In a constant-pressure calorimeter, 50.0 mL of 0.320 M Ba(OH)2 was added to 50.0 mL of 0.640 M HCl. The reaction caused the temperature of the solution to rise from 21.80 °C to 26.16 °C. If the solution has the same density and specific heat as water, what is ΔH for this reaction (per mole of H2O produced)? Assume that the total volume is the sum of the individual volumes.

Answer 1

Ba(OH)2 + 2HCl ==> BaCl2 + 2H2O

mols Ba(OH)2 = M x L = 0.320 x 0.050 = 0.016
heat released = mass H2O x specific heat H2O x (Tfinal-Tinitial)
q = 100 x 4.184 x (26.16-21.80) = ?
q/0.016 = q/2 mol H2O so divide by 2 for q/1 mol H2O produced and add a negative sign since heat is released. Divide by 1000 to convert to kJ/mol H2O produced. The answer should be about 57 kJ/mol

Answer 2

To find the enthalpy change (ΔH) for this reaction per mole of H2O produced using a constant-pressure calorimeter, we need to use the equation:

ΔH = q / n

where:
q is the heat exchanged in the reaction
n is the number of moles of H2O produced

To determine q, we can use the equation:

q = m * c * ΔT

where:
m is the mass of the solution (in grams)
c is the specific heat capacity of water (4.18 J/g°C)
ΔT is the change in temperature of the solution (in °C)

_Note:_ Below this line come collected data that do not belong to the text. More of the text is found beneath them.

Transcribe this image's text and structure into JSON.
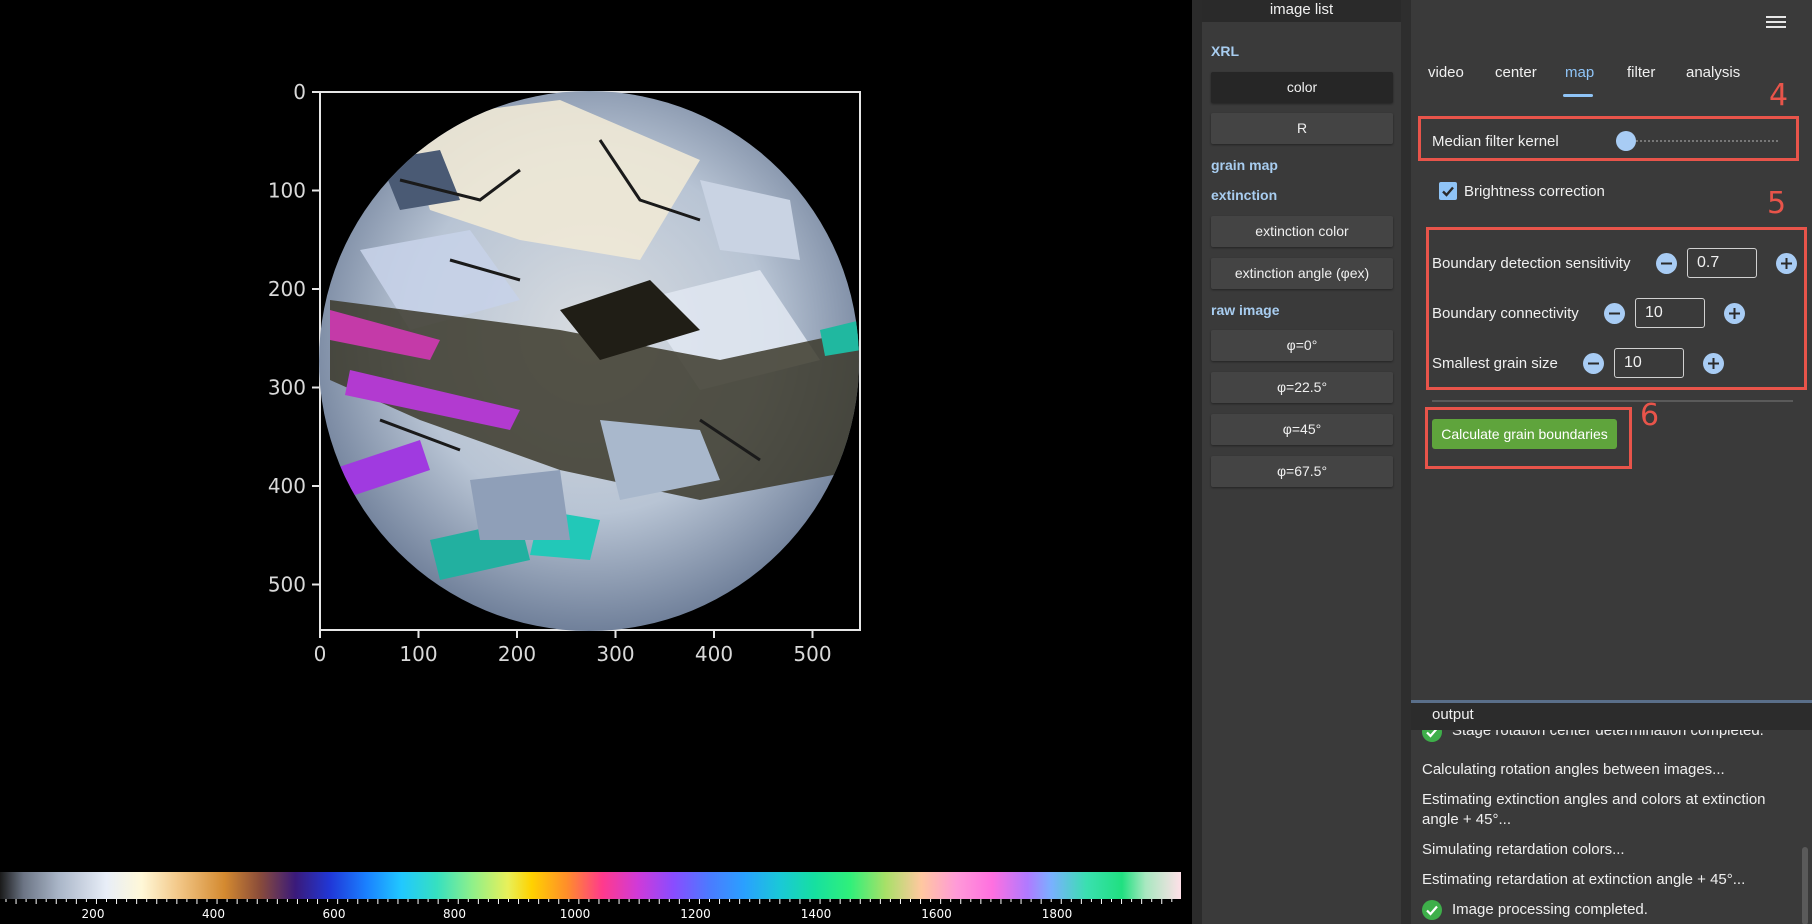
{
  "plot": {
    "x_ticks": [
      "0",
      "100",
      "200",
      "300",
      "400",
      "500"
    ],
    "y_ticks": [
      "0",
      "100",
      "200",
      "300",
      "400",
      "500"
    ],
    "colorbar_ticks": [
      "200",
      "400",
      "600",
      "800",
      "1000",
      "1200",
      "1400",
      "1600",
      "1800"
    ]
  },
  "image_list": {
    "header": "image list",
    "groups": {
      "xrl": "XRL",
      "grain_map": "grain map",
      "extinction": "extinction",
      "raw_image": "raw image"
    },
    "buttons": {
      "color": "color",
      "r": "R",
      "extinction_color": "extinction color",
      "extinction_angle": "extinction angle (φex)",
      "phi0": "φ=0°",
      "phi22": "φ=22.5°",
      "phi45": "φ=45°",
      "phi67": "φ=67.5°"
    },
    "selected": "color"
  },
  "settings": {
    "tabs": [
      "video",
      "center",
      "map",
      "filter",
      "analysis"
    ],
    "active_tab": "map",
    "median_filter_label": "Median filter kernel",
    "median_filter_level": 0,
    "brightness_label": "Brightness correction",
    "brightness_checked": true,
    "sensitivity_label": "Boundary detection sensitivity",
    "sensitivity_value": "0.7",
    "connectivity_label": "Boundary connectivity",
    "connectivity_value": "10",
    "grain_size_label": "Smallest grain size",
    "grain_size_value": "10",
    "calc_button": "Calculate grain boundaries",
    "annotations": [
      "4",
      "5",
      "6"
    ]
  },
  "output": {
    "header": "output",
    "lines": [
      "Stage rotation center determination completed.",
      "Calculating rotation angles between images...",
      "Estimating extinction angles and colors at extinction angle + 45°...",
      "Simulating retardation colors...",
      "Estimating retardation at extinction angle + 45°...",
      "Image processing completed."
    ]
  },
  "colors": {
    "accent": "#8fc4f7",
    "annotation": "#e8544a",
    "success": "#3eaf4a",
    "calc_button": "#5fa43c"
  }
}
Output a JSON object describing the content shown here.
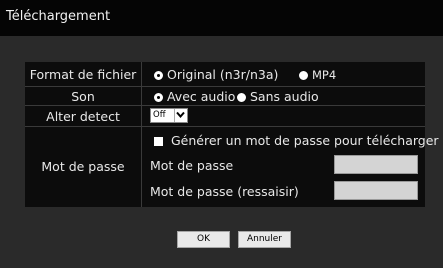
{
  "window": {
    "title": "Téléchargement"
  },
  "form": {
    "file_format": {
      "label": "Format de fichier",
      "options": [
        "Original (n3r/n3a)",
        "MP4"
      ],
      "selected": "Original (n3r/n3a)"
    },
    "sound": {
      "label": "Son",
      "options": [
        "Avec audio",
        "Sans audio"
      ],
      "selected": "Avec audio"
    },
    "alter_detect": {
      "label": "Alter detect",
      "value": "Off"
    },
    "password": {
      "label": "Mot de passe",
      "generate_checkbox_label": "Générer un mot de passe pour télécharger",
      "generate_checked": false,
      "field_label": "Mot de passe",
      "field_value": "",
      "confirm_label": "Mot de passe (ressaisir)",
      "confirm_value": ""
    }
  },
  "buttons": {
    "ok": "OK",
    "cancel": "Annuler"
  }
}
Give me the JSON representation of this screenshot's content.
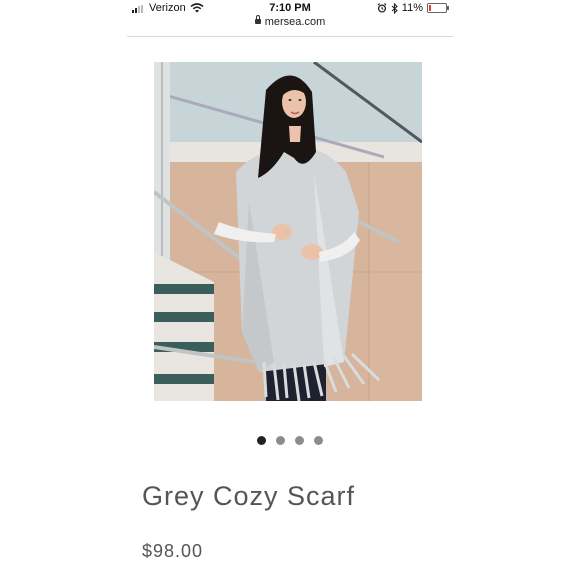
{
  "status_bar": {
    "carrier": "Verizon",
    "time": "7:10 PM",
    "battery_percent": "11%",
    "battery_level": 0.11,
    "icons": [
      "signal-icon",
      "wifi-icon",
      "alarm-icon",
      "bluetooth-icon",
      "battery-icon"
    ]
  },
  "browser": {
    "url": "mersea.com",
    "lock_icon": "lock-icon"
  },
  "product": {
    "title": "Grey Cozy Scarf",
    "price": "$98.00",
    "image": "woman-wearing-grey-scarf-photo"
  },
  "carousel": {
    "total": 4,
    "active_index": 0
  },
  "colors": {
    "text": "#555555",
    "dot_active": "#222222",
    "dot_inactive": "#8c8c8c",
    "battery_low": "#e53935"
  }
}
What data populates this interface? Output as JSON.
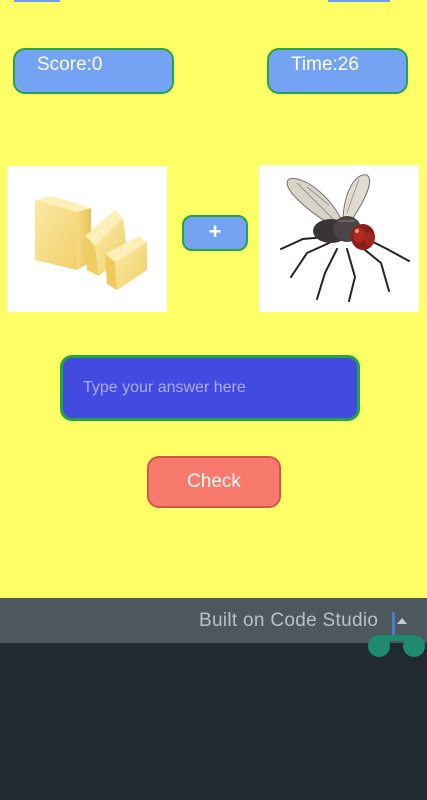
{
  "header": {
    "score_label": "Score:0",
    "time_label": "Time:26"
  },
  "puzzle": {
    "left_image": "butter",
    "operator": "+",
    "right_image": "fly"
  },
  "answer": {
    "placeholder": "Type your answer here",
    "value": ""
  },
  "actions": {
    "check_label": "Check"
  },
  "footer": {
    "built_on": "Built on Code Studio",
    "arrow_icon": "caret-up-icon"
  },
  "colors": {
    "background": "#ffff66",
    "pill": "#74a3f4",
    "border_green": "#22a44a",
    "input_bg": "#434ae0",
    "check_bg": "#f87a6c",
    "footer_bg": "#4d5760",
    "screen_bg": "#212a33",
    "logo_teal": "#1e8a6e"
  }
}
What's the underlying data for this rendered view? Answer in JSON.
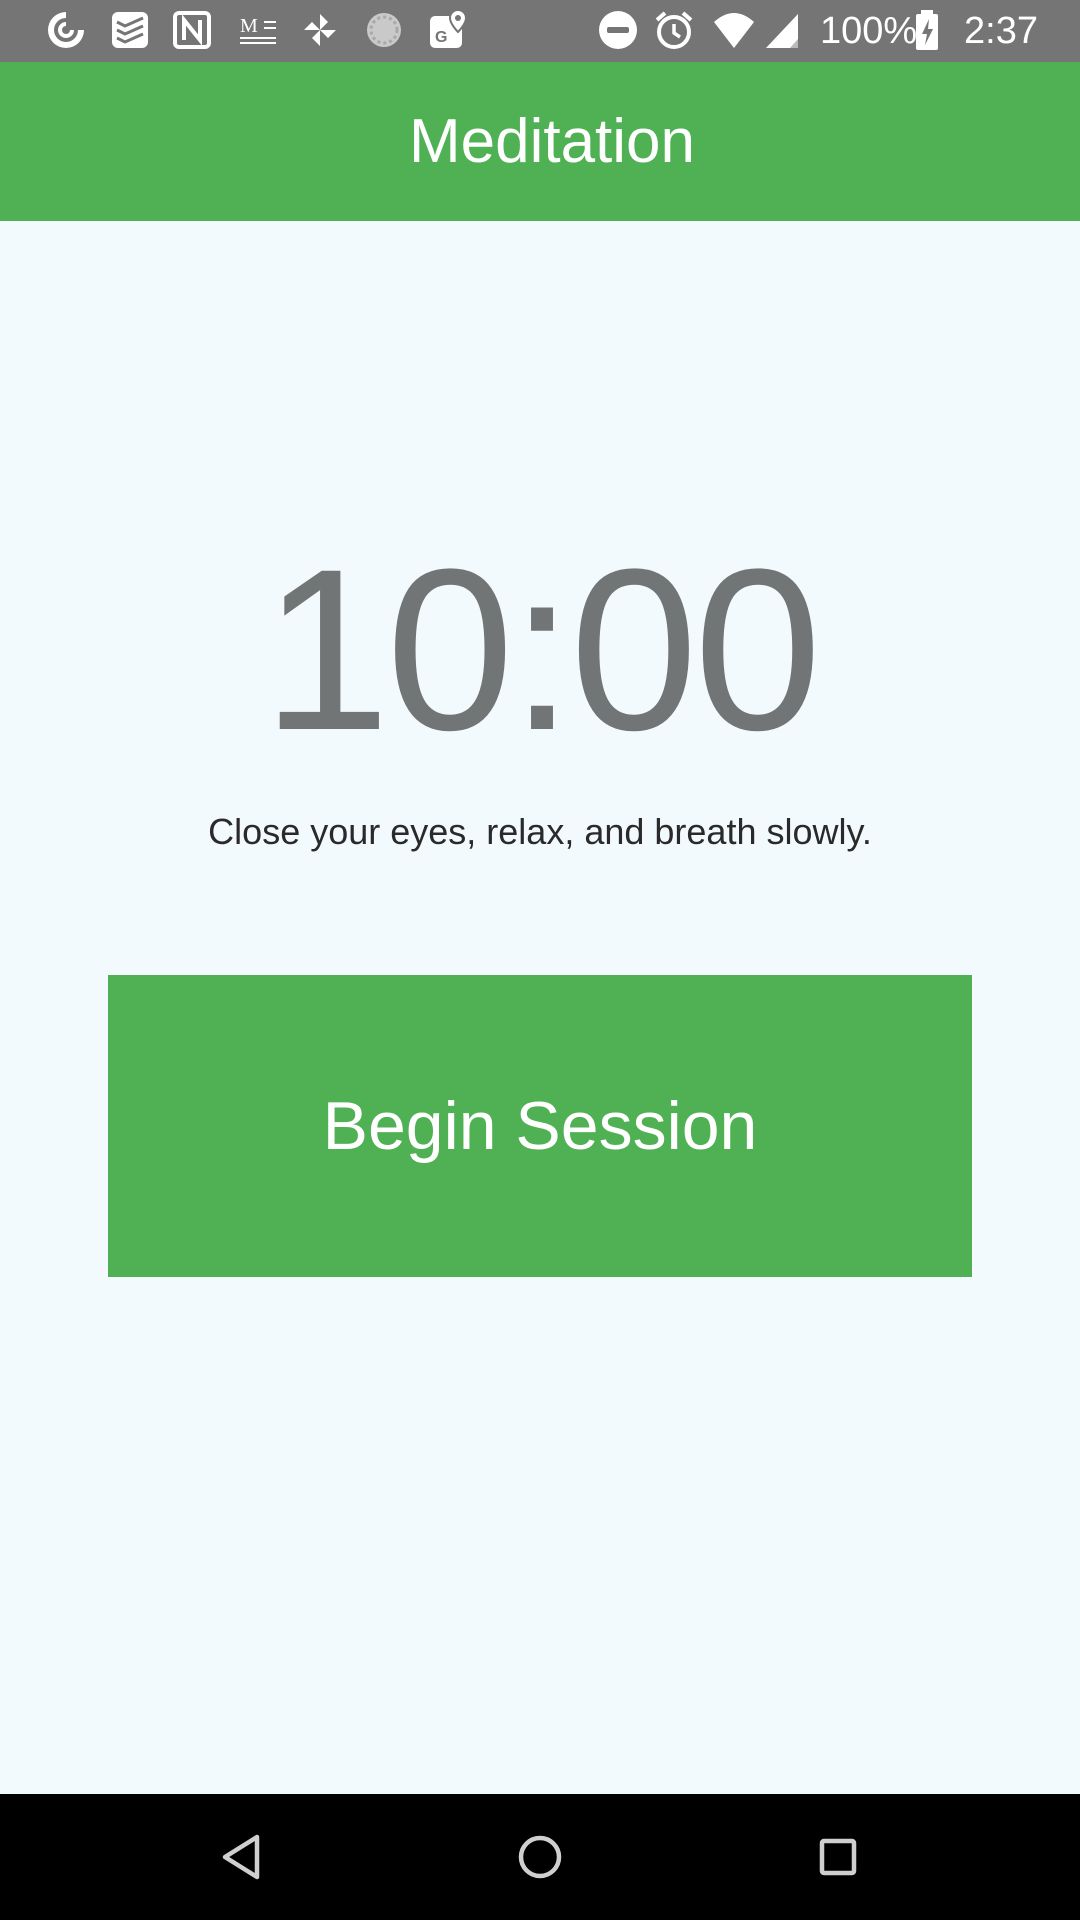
{
  "status_bar": {
    "battery_text": "100%",
    "time": "2:37",
    "left_icons": [
      "pocket-casts-icon",
      "todoist-icon",
      "notion-icon",
      "markdown-icon",
      "pinwheel-icon",
      "loading-circle-icon",
      "google-maps-icon"
    ],
    "right_icons": [
      "do-not-disturb-icon",
      "alarm-icon",
      "wifi-icon",
      "cellular-signal-icon",
      "battery-charging-icon"
    ]
  },
  "app_bar": {
    "title": "Meditation"
  },
  "main": {
    "timer": "10:00",
    "instruction": "Close your eyes, relax, and breath slowly.",
    "begin_button_label": "Begin Session"
  },
  "nav_bar": {
    "buttons": [
      "back-icon",
      "home-icon",
      "recents-icon"
    ]
  },
  "colors": {
    "status_bar": "#757575",
    "accent": "#4fb153",
    "background": "#f3fafd",
    "timer_text": "#727576",
    "nav_bar": "#000000"
  }
}
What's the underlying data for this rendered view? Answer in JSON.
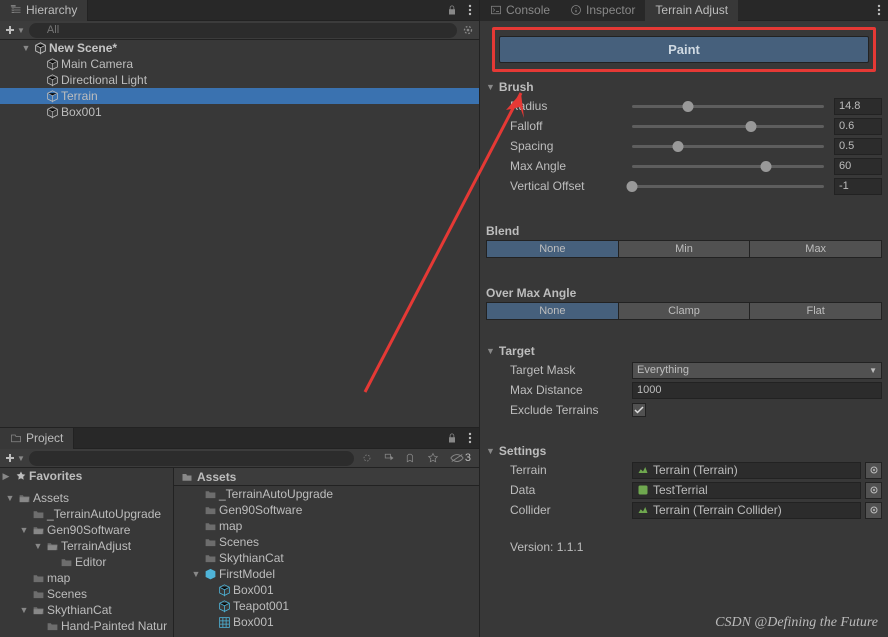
{
  "hierarchy": {
    "tab": "Hierarchy",
    "search_placeholder": "All",
    "scene": "New Scene*",
    "items": [
      "Main Camera",
      "Directional Light",
      "Terrain",
      "Box001"
    ],
    "selected": "Terrain"
  },
  "project": {
    "tab": "Project",
    "search_placeholder": "",
    "hidden_count": "3",
    "favorites": "Favorites",
    "left_tree": [
      {
        "label": "Assets",
        "depth": 0,
        "fold": "▼",
        "type": "folder-open"
      },
      {
        "label": "_TerrainAutoUpgrade",
        "depth": 1,
        "fold": "",
        "type": "folder"
      },
      {
        "label": "Gen90Software",
        "depth": 1,
        "fold": "▼",
        "type": "folder-open"
      },
      {
        "label": "TerrainAdjust",
        "depth": 2,
        "fold": "▼",
        "type": "folder-open"
      },
      {
        "label": "Editor",
        "depth": 3,
        "fold": "",
        "type": "folder"
      },
      {
        "label": "map",
        "depth": 1,
        "fold": "",
        "type": "folder"
      },
      {
        "label": "Scenes",
        "depth": 1,
        "fold": "",
        "type": "folder"
      },
      {
        "label": "SkythianCat",
        "depth": 1,
        "fold": "▼",
        "type": "folder-open"
      },
      {
        "label": "Hand-Painted Natur",
        "depth": 2,
        "fold": "",
        "type": "folder"
      }
    ],
    "crumb": "Assets",
    "right_tree": [
      {
        "label": "_TerrainAutoUpgrade",
        "depth": 0,
        "fold": "",
        "type": "folder"
      },
      {
        "label": "Gen90Software",
        "depth": 0,
        "fold": "",
        "type": "folder"
      },
      {
        "label": "map",
        "depth": 0,
        "fold": "",
        "type": "folder"
      },
      {
        "label": "Scenes",
        "depth": 0,
        "fold": "",
        "type": "folder"
      },
      {
        "label": "SkythianCat",
        "depth": 0,
        "fold": "",
        "type": "folder"
      },
      {
        "label": "FirstModel",
        "depth": 0,
        "fold": "▼",
        "type": "prefab"
      },
      {
        "label": "Box001",
        "depth": 1,
        "fold": "",
        "type": "mesh"
      },
      {
        "label": "Teapot001",
        "depth": 1,
        "fold": "",
        "type": "mesh"
      },
      {
        "label": "Box001",
        "depth": 1,
        "fold": "",
        "type": "grid"
      }
    ]
  },
  "right_tabs": {
    "console": "Console",
    "inspector": "Inspector",
    "terrain_adjust": "Terrain Adjust"
  },
  "paint_button": "Paint",
  "brush": {
    "title": "Brush",
    "rows": [
      {
        "label": "Radius",
        "value": "14.8",
        "pos": 29
      },
      {
        "label": "Falloff",
        "value": "0.6",
        "pos": 62
      },
      {
        "label": "Spacing",
        "value": "0.5",
        "pos": 24
      },
      {
        "label": "Max Angle",
        "value": "60",
        "pos": 70
      },
      {
        "label": "Vertical Offset",
        "value": "-1",
        "pos": 0
      }
    ]
  },
  "blend": {
    "title": "Blend",
    "options": [
      "None",
      "Min",
      "Max"
    ],
    "selected": "None"
  },
  "overmax": {
    "title": "Over Max Angle",
    "options": [
      "None",
      "Clamp",
      "Flat"
    ],
    "selected": "None"
  },
  "target": {
    "title": "Target",
    "mask_label": "Target Mask",
    "mask_value": "Everything",
    "dist_label": "Max Distance",
    "dist_value": "1000",
    "exclude_label": "Exclude Terrains",
    "exclude_checked": true
  },
  "settings": {
    "title": "Settings",
    "terrain_label": "Terrain",
    "terrain_value": "Terrain (Terrain)",
    "data_label": "Data",
    "data_value": "TestTerrial",
    "collider_label": "Collider",
    "collider_value": "Terrain (Terrain Collider)"
  },
  "version": "Version: 1.1.1",
  "watermark": "CSDN @Defining the Future"
}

First, we need to find the mass of the solution by considering the density of water. Since the volumes of the Ba(OH)2 and HCl solutions are additive, the total volume of the solution is 100.0 mL. The density of water is approximately 1 g/mL, so the mass of the solution is 100.0 g.

Next, we calculate the change in temperature:

ΔT = final temperature - initial temperature
= 26.16 °C - 21.80 °C
= 4.36 °C

Now, we can calculate the heat exchanged (q):

q = m * c * ΔT
= 100.0 g * 4.18 J/g°C * 4.36 °C
= 1823.68 J

To find the number of moles of H2O produced, we need to consider the balanced chemical equation for the reaction between Ba(OH)2 and HCl:

Ba(OH)2 + 2HCl -> BaCl2 + 2H2O

From the balanced equation, we can see that for every mole of Ba(OH)2, 2 moles of H2O are produced. Since the Ba(OH)2 concentration is 0.320 M and the initial volume is 50.0 mL, the number of moles of Ba(OH)2 is:

moles of Ba(OH)2 = concentration * volume
= 0.320 M * 0.0500 L
= 0.0160 mol

Therefore, the number of moles of H2O produced is twice that:

moles of H2O = 2 * 0.0160 mol
= 0.0320 mol

Finally, we can calculate the enthalpy change (ΔH) per mole of H2O produced:

ΔH = q / n
= 1823.68 J / 0.0320 mol
= 56990 J/mol

So, the enthalpy change (ΔH) for this reaction per mole of H2O produced is 56990 J/mol.